Three years ago, at this very moment, I listened to my unborn baby’s little heart beat with a total serenity that one can only experience when Heaven is lingering very near. It’s not necessarily emotional; it’s just perfect. It’s calm and blissful. It’s overwhelmingly familiar. It’s short lived, and it delicately slips through the fingers of anyone trying to hold onto it.
Gus has brought us that light far beyond the newborn stage. He is so EASY. He is happy. He is kind. He is fun and enthusiastic. He is a sleeper. (Bless him. His brother was not.)
Gus is excited about EVERYTHING.
I enjoyed the “sweet” part of his birthday today as he played with his new toys, fresh from China, that will probably fall apart tomorrow…just how I like them.
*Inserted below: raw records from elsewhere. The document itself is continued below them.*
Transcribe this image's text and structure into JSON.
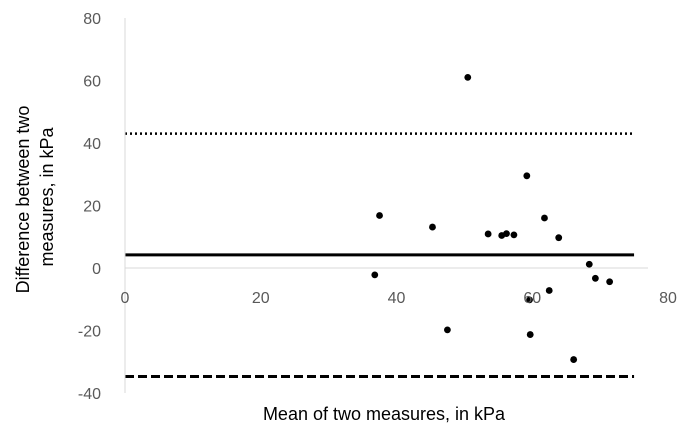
{
  "chart_data": {
    "type": "scatter",
    "xlabel": "Mean of two measures, in kPa",
    "ylabel_lines": [
      "Difference between two",
      "measures, in kPa"
    ],
    "xlim": [
      0,
      80
    ],
    "ylim": [
      -40,
      80
    ],
    "x_ticks": [
      "0",
      "20",
      "40",
      "60",
      "80"
    ],
    "y_ticks": [
      "-40",
      "-20",
      "0",
      "20",
      "40",
      "60",
      "80"
    ],
    "grid": false,
    "legend": "none",
    "points": [
      {
        "x": 36.8,
        "y": -2.2
      },
      {
        "x": 37.5,
        "y": 16.8
      },
      {
        "x": 45.3,
        "y": 13.1
      },
      {
        "x": 47.5,
        "y": -19.8
      },
      {
        "x": 50.5,
        "y": 61.0
      },
      {
        "x": 53.5,
        "y": 10.9
      },
      {
        "x": 55.5,
        "y": 10.4
      },
      {
        "x": 56.2,
        "y": 11.0
      },
      {
        "x": 57.3,
        "y": 10.6
      },
      {
        "x": 59.2,
        "y": 29.5
      },
      {
        "x": 59.6,
        "y": -10.2
      },
      {
        "x": 59.7,
        "y": -21.3
      },
      {
        "x": 61.8,
        "y": 16.0
      },
      {
        "x": 62.5,
        "y": -7.2
      },
      {
        "x": 63.9,
        "y": 9.7
      },
      {
        "x": 66.1,
        "y": -29.3
      },
      {
        "x": 68.4,
        "y": 1.2
      },
      {
        "x": 69.3,
        "y": -3.3
      },
      {
        "x": 71.4,
        "y": -4.4
      }
    ],
    "reference_lines": [
      {
        "style": "solid",
        "y": 4.2
      },
      {
        "style": "dotted",
        "y": 43.0
      },
      {
        "style": "dashed",
        "y": -34.7
      }
    ],
    "reference_x_range": [
      0,
      75
    ]
  },
  "colors": {
    "points": "#000000",
    "axis": "#d9d9d9",
    "tick_text": "#595959"
  }
}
In the garbage by next Thursday is the goal. My house doesn’t have storage for this stuff.
We had a handful of friends over tonight, and Gus was beyond thrilled.
I adore this little guy, and love this tiny human he is becoming. He tells me almost daily, “I so proud of you, mama!” I hope I have another while before I embarrass him. Happy third birthday, my sweet boy. I’ll love you forever.